LONDON: Lapses in hospital infection control measures exacerbated an outbreak of a deadly new viral disease which has infected more than 60 people and killed at least 10 in the United Arab Emirates, health investigators said yesterday.
Reporting the findings of a five-day mission to the UAE, experts from the World Health Organisation said, however, that they found no evidence of sustained human-to-human transmission of new Middle East Respiratory Syndrome coronavirus (MERS-CoV).
“The recent upsurge of cases in Abu Dhabi appears to have been caused by a combination of factors, including a breach in infection prevention and control measures in health care settings, active surveillance and increase in community acquired cases,” they said in a statement.
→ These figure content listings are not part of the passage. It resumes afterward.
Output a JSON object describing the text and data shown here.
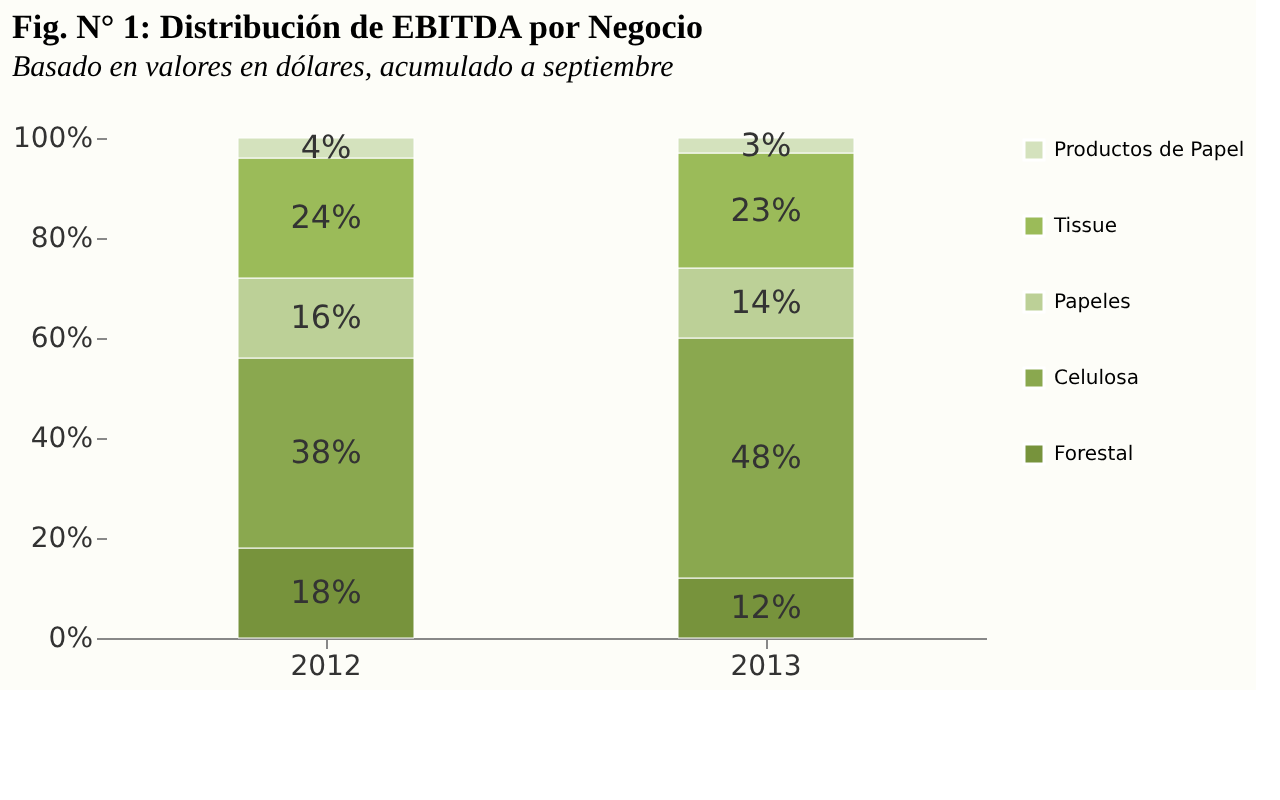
{
  "chart_data": {
    "type": "bar",
    "stacked": true,
    "title": "Fig. N° 1: Distribución de EBITDA por Negocio",
    "subtitle": "Basado en valores en dólares, acumulado a septiembre",
    "categories": [
      "2012",
      "2013"
    ],
    "series": [
      {
        "name": "Forestal",
        "color": "#77933c",
        "values": [
          18,
          12
        ],
        "value_labels": [
          "18%",
          "12%"
        ]
      },
      {
        "name": "Celulosa",
        "color": "#8aa84f",
        "values": [
          38,
          48
        ],
        "value_labels": [
          "38%",
          "48%"
        ]
      },
      {
        "name": "Papeles",
        "color": "#bcd097",
        "values": [
          16,
          14
        ],
        "value_labels": [
          "16%",
          "14%"
        ]
      },
      {
        "name": "Tissue",
        "color": "#9bbb59",
        "values": [
          24,
          23
        ],
        "value_labels": [
          "24%",
          "23%"
        ]
      },
      {
        "name": "Productos de Papel",
        "color": "#d4e2bd",
        "values": [
          4,
          3
        ],
        "value_labels": [
          "4%",
          "3%"
        ]
      }
    ],
    "ylim": [
      0,
      100
    ],
    "yticks": [
      {
        "value": 0,
        "label": "0%"
      },
      {
        "value": 20,
        "label": "20%"
      },
      {
        "value": 40,
        "label": "40%"
      },
      {
        "value": 60,
        "label": "60%"
      },
      {
        "value": 80,
        "label": "80%"
      },
      {
        "value": 100,
        "label": "100%"
      }
    ],
    "grid": false,
    "legend": "right"
  }
}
First reported in humans in 2012, MERS causes severe and often fatal respiratory illness, with symptoms similar to those seen during the outbreak of severe acute respiratory syndrome (SARS) in 2003. Its around 40 percent death rate and reports of clusters of human-to-human transmission have raised concerns it may blow up into a pandemic. So far, it has infected more than 800 people around the world, killing at least 310 of them. The vast majority of cases have been in Saudi Arabia, but there have also been sporadic cases and clusters across the Middle East and in Europe, Asia and the United States.
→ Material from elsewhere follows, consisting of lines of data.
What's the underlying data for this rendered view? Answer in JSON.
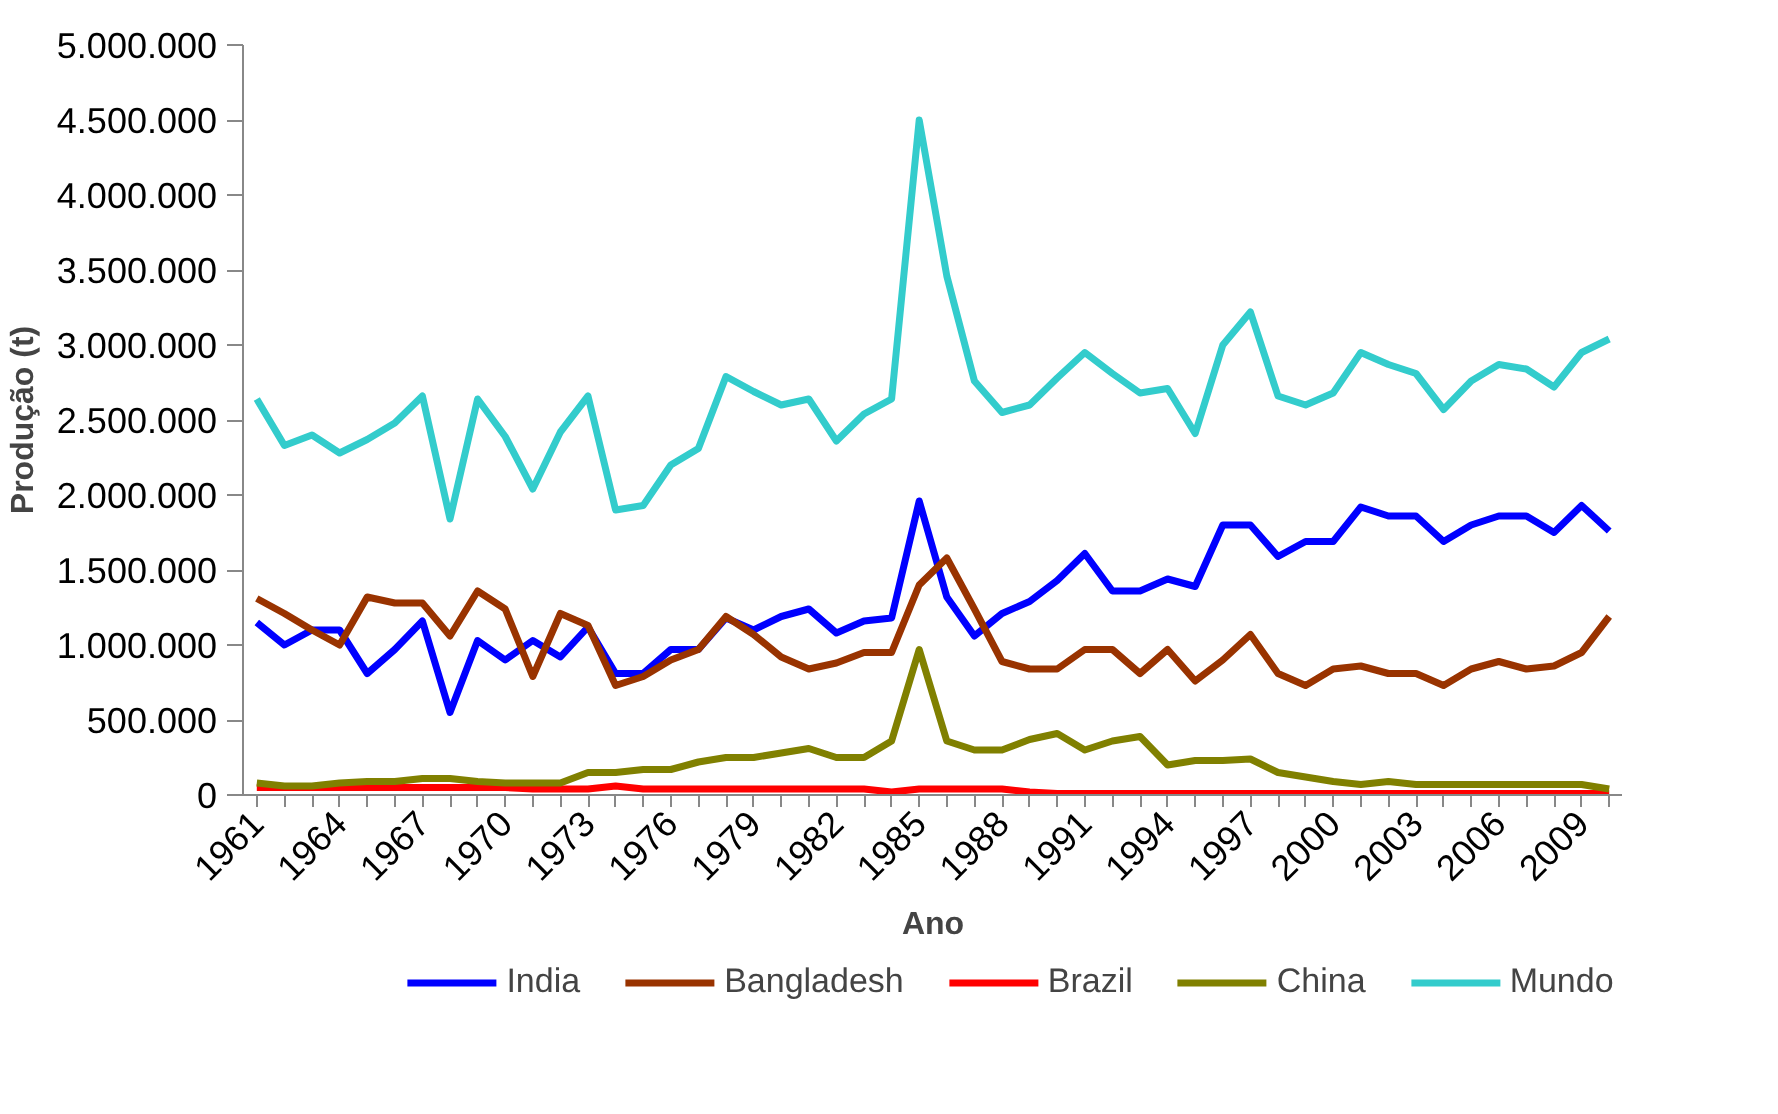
{
  "chart_data": {
    "type": "line",
    "xlabel": "Ano",
    "ylabel": "Produção (t)",
    "x": [
      1961,
      1962,
      1963,
      1964,
      1965,
      1966,
      1967,
      1968,
      1969,
      1970,
      1971,
      1972,
      1973,
      1974,
      1975,
      1976,
      1977,
      1978,
      1979,
      1980,
      1981,
      1982,
      1983,
      1984,
      1985,
      1986,
      1987,
      1988,
      1989,
      1990,
      1991,
      1992,
      1993,
      1994,
      1995,
      1996,
      1997,
      1998,
      1999,
      2000,
      2001,
      2002,
      2003,
      2004,
      2005,
      2006,
      2007,
      2008,
      2009,
      2010
    ],
    "series": [
      {
        "name": "India",
        "color": "#0000ff",
        "values": [
          1150000,
          1000000,
          1100000,
          1100000,
          810000,
          970000,
          1160000,
          550000,
          1030000,
          900000,
          1030000,
          920000,
          1120000,
          810000,
          810000,
          970000,
          970000,
          1180000,
          1100000,
          1190000,
          1240000,
          1080000,
          1160000,
          1180000,
          1960000,
          1320000,
          1060000,
          1210000,
          1290000,
          1430000,
          1610000,
          1360000,
          1360000,
          1440000,
          1390000,
          1800000,
          1800000,
          1590000,
          1690000,
          1690000,
          1920000,
          1860000,
          1860000,
          1690000,
          1800000,
          1860000,
          1860000,
          1750000,
          1930000,
          1760000
        ]
      },
      {
        "name": "Bangladesh",
        "color": "#993300",
        "values": [
          1310000,
          1210000,
          1100000,
          1000000,
          1320000,
          1280000,
          1280000,
          1060000,
          1360000,
          1240000,
          790000,
          1210000,
          1130000,
          730000,
          790000,
          900000,
          970000,
          1190000,
          1070000,
          920000,
          840000,
          880000,
          950000,
          950000,
          1400000,
          1580000,
          1240000,
          890000,
          840000,
          840000,
          970000,
          970000,
          810000,
          970000,
          760000,
          900000,
          1070000,
          810000,
          730000,
          840000,
          860000,
          810000,
          810000,
          730000,
          840000,
          890000,
          840000,
          860000,
          950000,
          1190000
        ]
      },
      {
        "name": "Brazil",
        "color": "#ff0000",
        "values": [
          50000,
          50000,
          50000,
          50000,
          50000,
          50000,
          50000,
          50000,
          50000,
          50000,
          40000,
          40000,
          40000,
          60000,
          40000,
          40000,
          40000,
          40000,
          40000,
          40000,
          40000,
          40000,
          40000,
          20000,
          40000,
          40000,
          40000,
          40000,
          20000,
          10000,
          10000,
          10000,
          10000,
          10000,
          10000,
          10000,
          10000,
          10000,
          10000,
          10000,
          10000,
          10000,
          10000,
          10000,
          10000,
          10000,
          10000,
          10000,
          10000,
          10000
        ]
      },
      {
        "name": "China",
        "color": "#808000",
        "values": [
          80000,
          60000,
          60000,
          80000,
          90000,
          90000,
          110000,
          110000,
          90000,
          80000,
          80000,
          80000,
          150000,
          150000,
          170000,
          170000,
          220000,
          250000,
          250000,
          280000,
          310000,
          250000,
          250000,
          360000,
          970000,
          360000,
          300000,
          300000,
          370000,
          410000,
          300000,
          360000,
          390000,
          200000,
          230000,
          230000,
          240000,
          150000,
          120000,
          90000,
          70000,
          90000,
          70000,
          70000,
          70000,
          70000,
          70000,
          70000,
          70000,
          40000
        ]
      },
      {
        "name": "Mundo",
        "color": "#33cccc",
        "values": [
          2640000,
          2330000,
          2400000,
          2280000,
          2370000,
          2480000,
          2660000,
          1840000,
          2640000,
          2390000,
          2040000,
          2420000,
          2660000,
          1900000,
          1930000,
          2200000,
          2310000,
          2790000,
          2690000,
          2600000,
          2640000,
          2360000,
          2540000,
          2640000,
          4500000,
          3460000,
          2760000,
          2550000,
          2600000,
          2780000,
          2950000,
          2810000,
          2680000,
          2710000,
          2410000,
          3000000,
          3220000,
          2660000,
          2600000,
          2680000,
          2950000,
          2870000,
          2810000,
          2570000,
          2760000,
          2870000,
          2840000,
          2720000,
          2950000,
          3040000
        ]
      }
    ],
    "xlim": [
      1960.5,
      2010.5
    ],
    "xticks": [
      {
        "value": 1961,
        "label": "1961"
      },
      {
        "value": 1962,
        "label": null
      },
      {
        "value": 1963,
        "label": null
      },
      {
        "value": 1964,
        "label": "1964"
      },
      {
        "value": 1965,
        "label": null
      },
      {
        "value": 1966,
        "label": null
      },
      {
        "value": 1967,
        "label": "1967"
      },
      {
        "value": 1968,
        "label": null
      },
      {
        "value": 1969,
        "label": null
      },
      {
        "value": 1970,
        "label": "1970"
      },
      {
        "value": 1971,
        "label": null
      },
      {
        "value": 1972,
        "label": null
      },
      {
        "value": 1973,
        "label": "1973"
      },
      {
        "value": 1974,
        "label": null
      },
      {
        "value": 1975,
        "label": null
      },
      {
        "value": 1976,
        "label": "1976"
      },
      {
        "value": 1977,
        "label": null
      },
      {
        "value": 1978,
        "label": null
      },
      {
        "value": 1979,
        "label": "1979"
      },
      {
        "value": 1980,
        "label": null
      },
      {
        "value": 1981,
        "label": null
      },
      {
        "value": 1982,
        "label": "1982"
      },
      {
        "value": 1983,
        "label": null
      },
      {
        "value": 1984,
        "label": null
      },
      {
        "value": 1985,
        "label": "1985"
      },
      {
        "value": 1986,
        "label": null
      },
      {
        "value": 1987,
        "label": null
      },
      {
        "value": 1988,
        "label": "1988"
      },
      {
        "value": 1989,
        "label": null
      },
      {
        "value": 1990,
        "label": null
      },
      {
        "value": 1991,
        "label": "1991"
      },
      {
        "value": 1992,
        "label": null
      },
      {
        "value": 1993,
        "label": null
      },
      {
        "value": 1994,
        "label": "1994"
      },
      {
        "value": 1995,
        "label": null
      },
      {
        "value": 1996,
        "label": null
      },
      {
        "value": 1997,
        "label": "1997"
      },
      {
        "value": 1998,
        "label": null
      },
      {
        "value": 1999,
        "label": null
      },
      {
        "value": 2000,
        "label": "2000"
      },
      {
        "value": 2001,
        "label": null
      },
      {
        "value": 2002,
        "label": null
      },
      {
        "value": 2003,
        "label": "2003"
      },
      {
        "value": 2004,
        "label": null
      },
      {
        "value": 2005,
        "label": null
      },
      {
        "value": 2006,
        "label": "2006"
      },
      {
        "value": 2007,
        "label": null
      },
      {
        "value": 2008,
        "label": null
      },
      {
        "value": 2009,
        "label": "2009"
      },
      {
        "value": 2010,
        "label": null
      }
    ],
    "ylim": [
      0,
      5000000
    ],
    "yticks": [
      {
        "value": 0,
        "label": "0"
      },
      {
        "value": 500000,
        "label": "500.000"
      },
      {
        "value": 1000000,
        "label": "1.000.000"
      },
      {
        "value": 1500000,
        "label": "1.500.000"
      },
      {
        "value": 2000000,
        "label": "2.000.000"
      },
      {
        "value": 2500000,
        "label": "2.500.000"
      },
      {
        "value": 3000000,
        "label": "3.000.000"
      },
      {
        "value": 3500000,
        "label": "3.500.000"
      },
      {
        "value": 4000000,
        "label": "4.000.000"
      },
      {
        "value": 4500000,
        "label": "4.500.000"
      },
      {
        "value": 5000000,
        "label": "5.000.000"
      }
    ],
    "grid": false,
    "legend": "bottom",
    "line_style": "solid",
    "marker": "none"
  }
}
At the heart of the outbreak, Saudi Arabia has been criticised for its handling of MERS, which public health experts say could have been under control by now if officials and scientists there had collaborated more on studies into how the virus operates and where it is coming from..
In response, the Saudi health ministry says it has put in place new measures for better data gathering, reporting and transparency, including standardisation of testing and improved guidelines for labelling and storing samples.
Reporting on the UAE’s handling of the problem, the WHO praised authorities there, saying they had been “following up diligently” on MERS cases, including conducting repeated tests to check when cases have been cleared of the virus.